Un nouveau rapport de l’ONG Sea-Watch révèle une multiplication alarmante des attaques des garde-côtes libyens et des milices contre les migrants et les travailleurs humanitaires en Méditerranée centrale. Ces révélations interviennent alors que l’Union européenne prépare des réunions diplomatiques cruciales avec les autorités libyennes cette semaine.
Une violence croissante en Méditerranée
Selon Sea-Watch, 60 incidents violents ont été recensés depuis 2016, dont 54 dans les eaux internationales relevant des zones de recherche et de sauvetage maltaises ou libyennes. Les chiffres montrent une nette escalade : de trois incidents en 2016, ils sont passés à 11 en 2023 et 2024, avec neuf autres incidents identifiés sur les neuf premiers mois de 2025. L’ONG estime que de nombreux cas restent non signalés.
Ces attaques mettent en lumière les dangers encourus par les migrants traversant la Méditerranée centrale et soulèvent des questions sur l’efficacité et l’éthique du partenariat de l’UE avec les autorités libyennes.
Un partenariat européen controversé
L’Union européenne finance et coopère avec les garde-côtes libyens dans le cadre du programme SIBMMIL, visant à gérer les flux migratoires. Toutefois, certains députés européens dénoncent les « violations flagrantes des droits humains » commises par Tripoli, incluant la traite des êtres humains, le travail forcé, la famine, les violences sexuelles et la torture.
Dans une lettre adressée aux commissaires européens, ces parlementaires appellent à suspendre le financement des forces de sécurité libyennes et à réorienter l’aide vers la société civile et les organisations internationales.
Témoignages récents et incidents en mer
Des événements récents confirment ces inquiétudes. En août, le navire Ocean Viking a été pris pour cible par un patrouilleur libyen pendant 20 minutes, endommageant le pont et le matériel de sauvetage. En septembre, un autre navire, le Sea-Watch 5, a été attaqué lors d’une opération de secours. Plus récemment, Alarmphone a rapporté qu’un bateau transportant plus de 100 personnes avait essuyé des tirs dans la zone de recherche et de sauvetage de Malte, provoquant au moins deux morts.
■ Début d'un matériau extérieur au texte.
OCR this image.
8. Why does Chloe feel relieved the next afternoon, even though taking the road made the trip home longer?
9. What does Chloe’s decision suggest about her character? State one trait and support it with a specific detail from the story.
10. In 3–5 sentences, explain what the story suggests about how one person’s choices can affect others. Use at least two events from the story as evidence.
Depuis 2016, plus de 169 000 personnes ont été interceptées et renvoyées en Libye, où l’ONU a documenté détentions, abus et actes de torture systématiques, qualifiant ces interceptions de violations graves des droits humains.
Une Libye divisée et un contrôle limité
La Libye reste politiquement divisée depuis la chute de Kadhafi en 2011, avec un gouvernement reconnu par l’ONU à Tripoli et un gouvernement rival à Benghazi, soutenu par la Russie. Les garde-côtes libyens, bien que nominalement sous l’autorité de Tripoli, opèrent via un réseau de milices avec peu de contrôle central. Certaines de ces milices ont été impliquées à plusieurs reprises dans la traite et la contrebande d’êtres humains, ainsi que dans des abus violents en mer.
L’Union européenne maintient que sa coopération est « nécessaire » pour sauver des vies en mer, malgré les critiques croissantes et les appels à suspendre l’aide aux autorités libyennes.